There is a particular challenge today for us entrusted with the mission of authentic and Catholic education: to teach as Jesus taught.  That challenge is the presumption among many in our world today that the highest good to be obtained, the summum bonum, is not love of God and neighbor but the attainment of an affluent lifestyle that affords one autonomy in this world, with Catholic and religious faith an afterthought or as a mere decoration of one’s private familial or cultural history.  This affects the parents of our children, those who have financial means and those who don’t have sufficient means but desire for their children to possess more financially than what is sufficient.  This also affects us as educators. Our mission in Catholic education as teachers and administrators who at paycheck time can say with some credible warrant the words of Saint Peter, “We have given up everything and followed you.  What will there be for us?” 

Saint Clare found the answer to these questions that she also had in her life through the introduction afforded her by Saint Francis of Assisi to Christ, the Son of God who became poor and humble, born in a manger, fully human and fully Divine.  It is only with the regular companionship with Christ through worship, prayer, and ministry that we can rightly prioritize our material possessions as gifts afforded us by the love of God, given to share with others for His glory and in response to His love saving us from the false idol of greed and the six other deadly sins in that pantheon of false gods.  She was free to pray honestly and with integrity the Sixteenth Psalm that we prayed today, “You are my inheritance, O Lord.”

Like Saint Paul, the children and their families entrusted to us and also ourselves are called to put aside childish things as we grow from childhood and are formed in Christ.  As he wrote to the Corinthians, “When I was a child, I used to talk as a child, think as a child, reason as a child; when I became a man, I put aside childish things. At present we see indistinctly, as in a mirror, but then face to face.

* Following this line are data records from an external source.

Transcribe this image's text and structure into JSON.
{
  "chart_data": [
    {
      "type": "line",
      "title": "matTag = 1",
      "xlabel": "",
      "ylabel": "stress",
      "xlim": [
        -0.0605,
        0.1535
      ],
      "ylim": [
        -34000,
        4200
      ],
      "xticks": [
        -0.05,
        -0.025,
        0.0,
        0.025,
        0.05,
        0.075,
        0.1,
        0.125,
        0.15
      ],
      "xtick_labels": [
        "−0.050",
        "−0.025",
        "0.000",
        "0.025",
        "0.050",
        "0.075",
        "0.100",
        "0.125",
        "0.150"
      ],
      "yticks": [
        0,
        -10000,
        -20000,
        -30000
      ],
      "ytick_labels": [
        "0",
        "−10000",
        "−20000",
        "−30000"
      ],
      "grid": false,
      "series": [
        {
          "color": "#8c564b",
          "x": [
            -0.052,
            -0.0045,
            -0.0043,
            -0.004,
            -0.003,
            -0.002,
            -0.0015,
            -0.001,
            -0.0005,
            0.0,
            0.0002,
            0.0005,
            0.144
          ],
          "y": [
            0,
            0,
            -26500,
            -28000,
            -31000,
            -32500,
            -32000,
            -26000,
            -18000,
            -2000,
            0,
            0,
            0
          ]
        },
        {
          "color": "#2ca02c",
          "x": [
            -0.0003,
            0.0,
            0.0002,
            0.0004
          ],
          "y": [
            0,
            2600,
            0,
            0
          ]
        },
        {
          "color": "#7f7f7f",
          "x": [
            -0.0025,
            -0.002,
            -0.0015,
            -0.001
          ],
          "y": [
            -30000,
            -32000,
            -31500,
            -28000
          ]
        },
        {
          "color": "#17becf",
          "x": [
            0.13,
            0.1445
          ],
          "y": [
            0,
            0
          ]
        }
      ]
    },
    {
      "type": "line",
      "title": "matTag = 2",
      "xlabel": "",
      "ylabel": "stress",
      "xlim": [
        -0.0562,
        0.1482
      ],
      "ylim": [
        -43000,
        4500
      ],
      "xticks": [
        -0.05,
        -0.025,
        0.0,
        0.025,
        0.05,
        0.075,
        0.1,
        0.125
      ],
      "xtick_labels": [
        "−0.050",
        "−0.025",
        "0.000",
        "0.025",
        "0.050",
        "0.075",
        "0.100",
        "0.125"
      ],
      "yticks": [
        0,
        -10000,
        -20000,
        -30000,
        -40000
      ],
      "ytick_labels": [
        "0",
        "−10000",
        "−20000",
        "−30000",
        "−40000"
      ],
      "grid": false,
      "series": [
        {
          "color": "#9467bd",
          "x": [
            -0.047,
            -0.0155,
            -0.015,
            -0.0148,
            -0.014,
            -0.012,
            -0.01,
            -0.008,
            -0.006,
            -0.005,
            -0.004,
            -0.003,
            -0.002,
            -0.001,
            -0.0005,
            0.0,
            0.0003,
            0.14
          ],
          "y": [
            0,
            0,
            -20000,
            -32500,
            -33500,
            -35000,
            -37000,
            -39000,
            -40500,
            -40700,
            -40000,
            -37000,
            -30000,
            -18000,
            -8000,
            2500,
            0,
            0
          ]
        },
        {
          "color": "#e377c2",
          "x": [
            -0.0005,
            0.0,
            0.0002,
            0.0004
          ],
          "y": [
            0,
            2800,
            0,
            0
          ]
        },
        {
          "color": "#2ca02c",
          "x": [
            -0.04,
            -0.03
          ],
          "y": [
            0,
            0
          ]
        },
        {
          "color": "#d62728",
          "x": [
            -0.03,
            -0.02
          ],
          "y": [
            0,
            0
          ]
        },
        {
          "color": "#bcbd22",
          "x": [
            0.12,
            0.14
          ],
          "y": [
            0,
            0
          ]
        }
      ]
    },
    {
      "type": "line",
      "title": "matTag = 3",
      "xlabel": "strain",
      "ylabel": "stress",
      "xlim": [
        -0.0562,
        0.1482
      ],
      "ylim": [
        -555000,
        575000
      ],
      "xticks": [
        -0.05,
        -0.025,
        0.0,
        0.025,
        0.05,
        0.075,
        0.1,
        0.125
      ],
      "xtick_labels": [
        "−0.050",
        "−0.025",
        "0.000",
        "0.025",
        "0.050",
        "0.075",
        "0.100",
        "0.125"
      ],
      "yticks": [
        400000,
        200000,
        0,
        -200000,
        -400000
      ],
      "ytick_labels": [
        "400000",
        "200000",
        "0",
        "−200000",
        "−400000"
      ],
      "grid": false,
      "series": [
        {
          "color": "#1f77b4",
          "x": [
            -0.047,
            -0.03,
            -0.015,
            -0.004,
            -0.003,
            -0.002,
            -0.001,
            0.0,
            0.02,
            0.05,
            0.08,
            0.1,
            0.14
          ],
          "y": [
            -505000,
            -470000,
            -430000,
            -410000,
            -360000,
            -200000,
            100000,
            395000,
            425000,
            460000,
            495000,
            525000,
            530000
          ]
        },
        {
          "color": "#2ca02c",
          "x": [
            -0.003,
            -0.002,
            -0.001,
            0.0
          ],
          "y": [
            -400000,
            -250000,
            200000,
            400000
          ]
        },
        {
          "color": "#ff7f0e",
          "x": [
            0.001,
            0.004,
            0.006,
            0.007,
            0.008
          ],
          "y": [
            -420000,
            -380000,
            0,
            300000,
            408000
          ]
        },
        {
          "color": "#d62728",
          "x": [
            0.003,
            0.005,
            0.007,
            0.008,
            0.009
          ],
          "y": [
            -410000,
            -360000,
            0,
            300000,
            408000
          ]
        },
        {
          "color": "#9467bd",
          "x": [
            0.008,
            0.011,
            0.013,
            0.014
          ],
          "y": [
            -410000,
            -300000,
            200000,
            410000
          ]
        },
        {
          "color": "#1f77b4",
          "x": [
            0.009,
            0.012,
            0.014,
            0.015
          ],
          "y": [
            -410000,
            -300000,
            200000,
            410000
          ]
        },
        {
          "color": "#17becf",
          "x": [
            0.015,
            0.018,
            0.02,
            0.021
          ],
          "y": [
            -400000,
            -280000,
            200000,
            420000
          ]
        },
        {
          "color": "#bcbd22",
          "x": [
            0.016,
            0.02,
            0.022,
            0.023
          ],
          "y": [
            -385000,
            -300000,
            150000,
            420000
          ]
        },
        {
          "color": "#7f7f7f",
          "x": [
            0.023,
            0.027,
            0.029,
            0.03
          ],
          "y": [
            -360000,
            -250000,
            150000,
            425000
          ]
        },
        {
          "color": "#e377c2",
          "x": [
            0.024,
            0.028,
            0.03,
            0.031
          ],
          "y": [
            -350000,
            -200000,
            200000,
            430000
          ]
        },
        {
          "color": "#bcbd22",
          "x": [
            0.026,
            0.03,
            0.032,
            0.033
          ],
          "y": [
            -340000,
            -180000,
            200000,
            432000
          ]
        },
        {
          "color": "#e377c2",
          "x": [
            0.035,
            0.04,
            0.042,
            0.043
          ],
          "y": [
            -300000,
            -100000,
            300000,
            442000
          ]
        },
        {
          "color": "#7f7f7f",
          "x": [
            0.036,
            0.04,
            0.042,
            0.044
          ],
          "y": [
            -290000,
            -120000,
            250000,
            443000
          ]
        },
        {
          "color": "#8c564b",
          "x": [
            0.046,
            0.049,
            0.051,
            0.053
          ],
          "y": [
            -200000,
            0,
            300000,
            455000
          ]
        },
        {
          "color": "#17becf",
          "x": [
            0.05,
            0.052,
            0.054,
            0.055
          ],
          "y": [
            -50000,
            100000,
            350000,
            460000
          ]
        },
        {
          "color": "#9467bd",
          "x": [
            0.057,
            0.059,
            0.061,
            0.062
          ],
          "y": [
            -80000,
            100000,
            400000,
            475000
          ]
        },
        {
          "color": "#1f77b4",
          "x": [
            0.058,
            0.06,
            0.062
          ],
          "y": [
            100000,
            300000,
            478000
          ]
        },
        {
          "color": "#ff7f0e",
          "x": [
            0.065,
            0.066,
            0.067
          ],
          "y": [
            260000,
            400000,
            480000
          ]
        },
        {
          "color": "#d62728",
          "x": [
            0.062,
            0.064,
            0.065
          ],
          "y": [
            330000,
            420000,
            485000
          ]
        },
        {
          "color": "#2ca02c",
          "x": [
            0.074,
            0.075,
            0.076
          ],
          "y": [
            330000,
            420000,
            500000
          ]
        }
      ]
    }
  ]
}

At present I know partially; then I shall know fully, as I am fully known. So, faith, hope, love remain, these three; but the greatest of these is love.”  The only thing that lasts is what we can take out of this life, what we can take out of this life is the state of our soul, saved through faith by the Truth, redeemed through hope by the beauty of God, the beauty of the Incarnation, and formed by love made manifest in the selfless sacrifice of Jesus Christ, the Son of God made man and the Son of Mary, by His Cross and Resurrection.